With an estimated only 10 percent of the country’s population having access to electricity and less than half with access to what USAID calls ‘’improved drinking water sources’’, recycling facilities and environmentally friendly waste disposal is clearly not a priority and, hence, the tonnes of waste produced is having and will continue to have a significant effect on the country’s landscape and health.

Cooperazione Italiana is active in the city as well, and a Milanese doctor who had also previously worked in Nassiriya told me that she was aghast at what she had seen in the regional hospital after her first week in the country. ‘’At least in Iraq there was some sort of organisation which had been destroyed but which was remembered by those there. The staff were educated people wanting to learn. Here there is nothing, everything has to be done from scratch’’, she told me, voicing the desire to go back to Iraq though admitting she had enjoyed a level of protection allowing her virtually no contact with the populace outside of a professional context. I met her at a ‘mobile bar’, a weekly get-together of the ex-pat community which moves from one foreign worker’s place to another out of security concerns.

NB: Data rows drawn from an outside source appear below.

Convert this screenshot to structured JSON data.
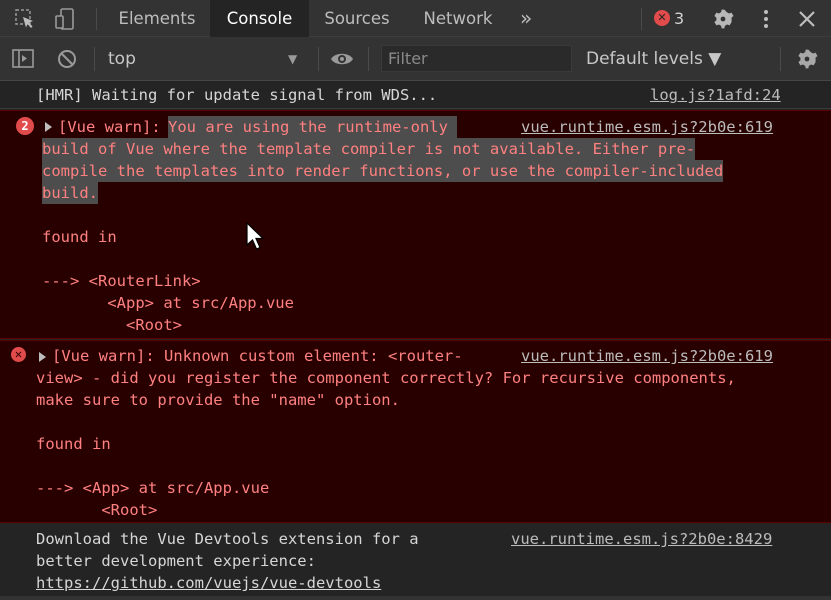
{
  "tabs": [
    {
      "label": "Elements",
      "active": false
    },
    {
      "label": "Console",
      "active": true
    },
    {
      "label": "Sources",
      "active": false
    },
    {
      "label": "Network",
      "active": false
    }
  ],
  "more_tabs_glyph": "»",
  "error_count": "3",
  "toolbar": {
    "context": "top",
    "filter_placeholder": "Filter",
    "levels": "Default levels ▼"
  },
  "messages": [
    {
      "type": "log",
      "lines": [
        "[HMR] Waiting for update signal from WDS..."
      ],
      "source": "log.js?1afd:24"
    },
    {
      "type": "error",
      "repeat": "2",
      "prefix": "[Vue warn]: ",
      "first_line_selected": "You are using the runtime-only ",
      "lines": [
        "build of Vue where the template compiler is not available. Either pre-",
        "compile the templates into render functions, or use the compiler-included",
        "build.",
        "",
        "found in",
        "",
        "---> <RouterLink>",
        "       <App> at src/App.vue",
        "         <Root>"
      ],
      "source": "vue.runtime.esm.js?2b0e:619"
    },
    {
      "type": "error",
      "first_line": "[Vue warn]: Unknown custom element: <router-",
      "lines": [
        "view> - did you register the component correctly? For recursive components,",
        "make sure to provide the \"name\" option.",
        "",
        "found in",
        "",
        "---> <App> at src/App.vue",
        "       <Root>"
      ],
      "source": "vue.runtime.esm.js?2b0e:619"
    },
    {
      "type": "log",
      "lines": [
        "Download the Vue Devtools extension for a",
        "better development experience:"
      ],
      "link": "https://github.com/vuejs/vue-devtools",
      "source": "vue.runtime.esm.js?2b0e:8429"
    }
  ]
}
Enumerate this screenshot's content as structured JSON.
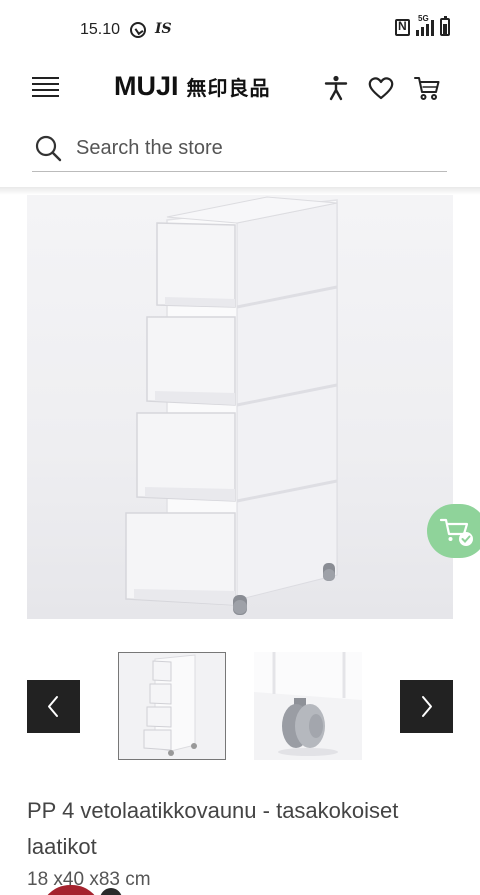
{
  "status_bar": {
    "time": "15.10",
    "carrier_badge": "IS",
    "network": "5G"
  },
  "header": {
    "logo_latin": "MUJI",
    "logo_japanese": "無印良品"
  },
  "search": {
    "placeholder": "Search the store"
  },
  "product": {
    "title": "PP 4 vetolaatikkovaunu - tasakokoiset laatikot",
    "dimensions": "18 x40 x83 cm"
  },
  "gallery": {
    "thumbnail_count": 2,
    "selected_index": 0
  },
  "colors": {
    "accent_green": "#8fd39a",
    "dark_button": "#222222",
    "badge_red": "#a5232e"
  },
  "icons": [
    "menu-icon",
    "accessibility-icon",
    "heart-icon",
    "cart-icon",
    "search-icon",
    "cart-check-icon",
    "chevron-left-icon",
    "chevron-right-icon"
  ]
}
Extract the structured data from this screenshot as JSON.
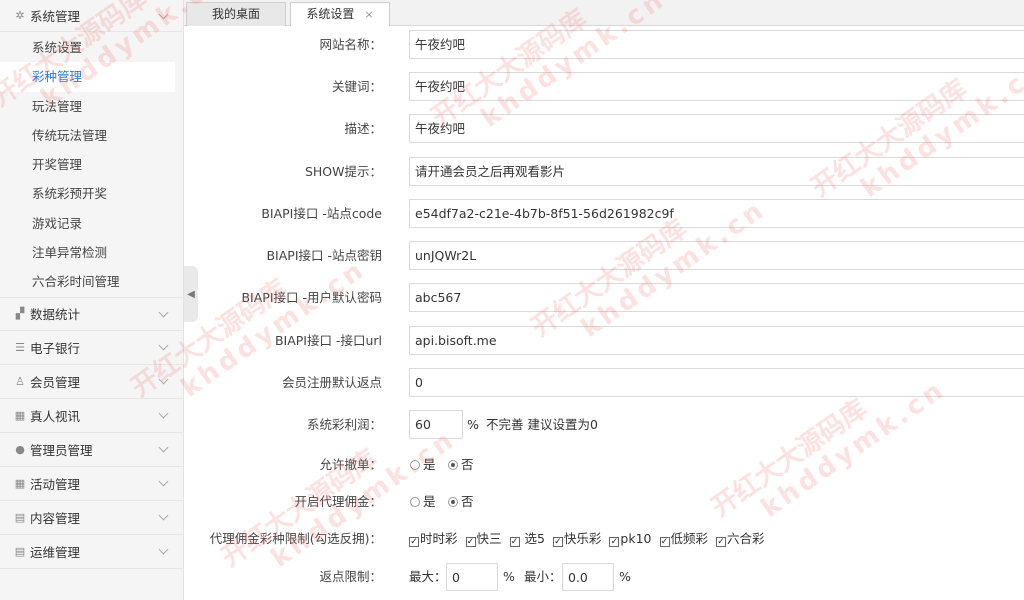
{
  "tabs": [
    {
      "label": "我的桌面"
    },
    {
      "label": "系统设置",
      "close": "×"
    }
  ],
  "sidebar": {
    "sections": [
      {
        "label": "系统管理",
        "icon": "gear-icon",
        "expanded": true
      },
      {
        "label": "数据统计",
        "icon": "chart-icon"
      },
      {
        "label": "电子银行",
        "icon": "list-icon"
      },
      {
        "label": "会员管理",
        "icon": "user-icon"
      },
      {
        "label": "真人视讯",
        "icon": "grid-icon"
      },
      {
        "label": "管理员管理",
        "icon": "person-icon"
      },
      {
        "label": "活动管理",
        "icon": "grid-icon"
      },
      {
        "label": "内容管理",
        "icon": "doc-icon"
      },
      {
        "label": "运维管理",
        "icon": "doc-icon"
      }
    ],
    "items": [
      {
        "label": "系统设置"
      },
      {
        "label": "彩种管理",
        "active": true
      },
      {
        "label": "玩法管理"
      },
      {
        "label": "传统玩法管理"
      },
      {
        "label": "开奖管理"
      },
      {
        "label": "系统彩预开奖"
      },
      {
        "label": "游戏记录"
      },
      {
        "label": "注单异常检测"
      },
      {
        "label": "六合彩时间管理"
      }
    ]
  },
  "form": {
    "site_name_label": "网站名称：",
    "site_name": "午夜约吧",
    "keywords_label": "关键词：",
    "keywords": "午夜约吧",
    "desc_label": "描述：",
    "desc": "午夜约吧",
    "show_label": "SHOW提示：",
    "show": "请开通会员之后再观看影片",
    "code_label": "BIAPI接口 -站点code",
    "code": "e54df7a2-c21e-4b7b-8f51-56d261982c9f",
    "secret_label": "BIAPI接口 -站点密钥",
    "secret": "unJQWr2L",
    "pwd_label": "BIAPI接口 -用户默认密码",
    "pwd": "abc567",
    "url_label": "BIAPI接口 -接口url",
    "url": "api.bisoft.me",
    "rebate_label": "会员注册默认返点",
    "rebate": "0",
    "profit_label": "系统彩利润：",
    "profit": "60",
    "profit_unit": "%",
    "profit_hint": "不完善 建议设置为0",
    "cancel_label": "允许撤单：",
    "agent_label": "开启代理佣金：",
    "yes": "是",
    "no": "否",
    "limit_label": "代理佣金彩种限制(勾选反拥)：",
    "lotteries": [
      "时时彩",
      "快三",
      "选5",
      "快乐彩",
      "pk10",
      "低频彩",
      "六合彩"
    ],
    "range_label": "返点限制：",
    "max_label": "最大：",
    "max": "0",
    "min_label": "最小：",
    "min": "0.0",
    "pct": "%"
  },
  "watermark": {
    "line1": "开红大大源码库",
    "line2": "khddymk.cn"
  }
}
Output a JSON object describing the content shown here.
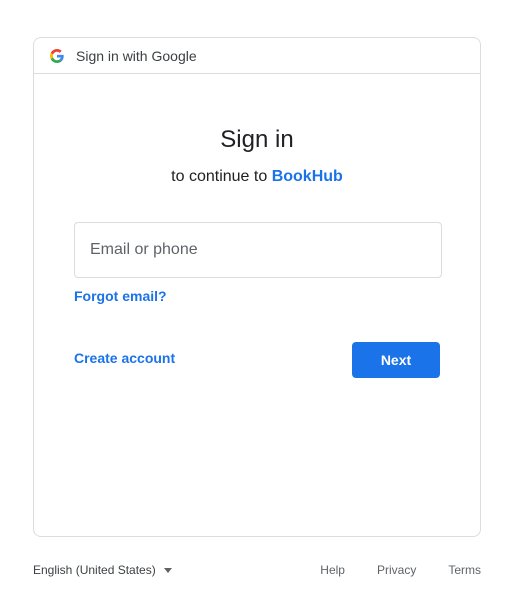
{
  "header": {
    "logo_icon": "google-g-icon",
    "text": "Sign in with Google"
  },
  "main": {
    "title": "Sign in",
    "subtitle_prefix": "to continue to",
    "app_name": "BookHub",
    "email": {
      "placeholder": "Email or phone",
      "value": ""
    },
    "forgot_email": "Forgot email?",
    "create_account": "Create account",
    "next": "Next"
  },
  "footer": {
    "language": "English (United States)",
    "links": [
      "Help",
      "Privacy",
      "Terms"
    ]
  },
  "colors": {
    "accent": "#1a73e8",
    "border": "#dadce0",
    "text": "#202124"
  }
}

I was also shown around a few sites by a German working in the field of water supplies for GTZ, who has been there for years and who regaled me with stories of withdrawing piles of GTZ money during the Kabul Bank run to take it to his offices for safekeeping, surrounded by armed guards, as well as of the freezing cold of the 2007-2008 winter when pipes had frozen over for weeks. An image of the Maslakh refugee camp in that period has stayed with him, of women and children having nothing to eat and burning plastic bags for heat within tiny mud huts lacking ventilation.

He took me out to the camp the following day, on the wide asphalted road leading out to the Iranian border, about 50 miles away. On the outskirts of the city itself, an immense expanse of articulated lorries line the sides of the road, with a number of different names on their sides but a seeming predominance of German ones.

‘’Do you know how much these things cost? You’ve got to wonder where they get the money for these things,’’ he said, half swearing under his breath.

We also passed the road leading off to the part of the city known as Jebrail, in which the Hazara community (third largest ethnic grouping in the country, distinguishable by their Mongolian features and known as having been the most discriminated against under the Taliban regime) has staked out its claim and into which other Herati residents fear to stray.

And a bit farther out there is the Al Maslakh (‘’Slaughterhouse’’) camp itself, once known as the largest in the world but which returnee programmes have somewhat reduced. We drove around in his off-road vehicle for a bit but did not stop in this city outside of a city, mud huts surrounded by children and men digging, carrying bricks and pumping water, who paused to look warily, defiantly, at us as we passed by.

Back in the city and out alone to get a feel for the city, I went to the park in front of the Friday mosque but was almost immediately ‘’escorted’’ out by a number of young, angrily gesticulating turbaned men, and then chased by a group of roughly 9-year-old boys. The boys, getting excited, starting throwing things at me including a short, thick stick which hit my back rather hard as I was trying to calmly to walk quickly but firmly away, with reprimands from a filthy, stern-eyed elderly street sweeper - whose side I stayed at for protection until they dispersed – which eventually got them to stop.

Out of the shop and down a street lined with nuts and spices sellers, their wares hues of burnt siena and blood red, I stepped into the street on this late Thursday afternoon (the end of the workweek in this part of the world) and had my non-descript brown kurta-covered (long, loose shirt) derrière grabbed by two laughing teenage boys on one of the ubiquitous motorbikes racing through the streets.

And almost felt I was back in Italy for a second or two.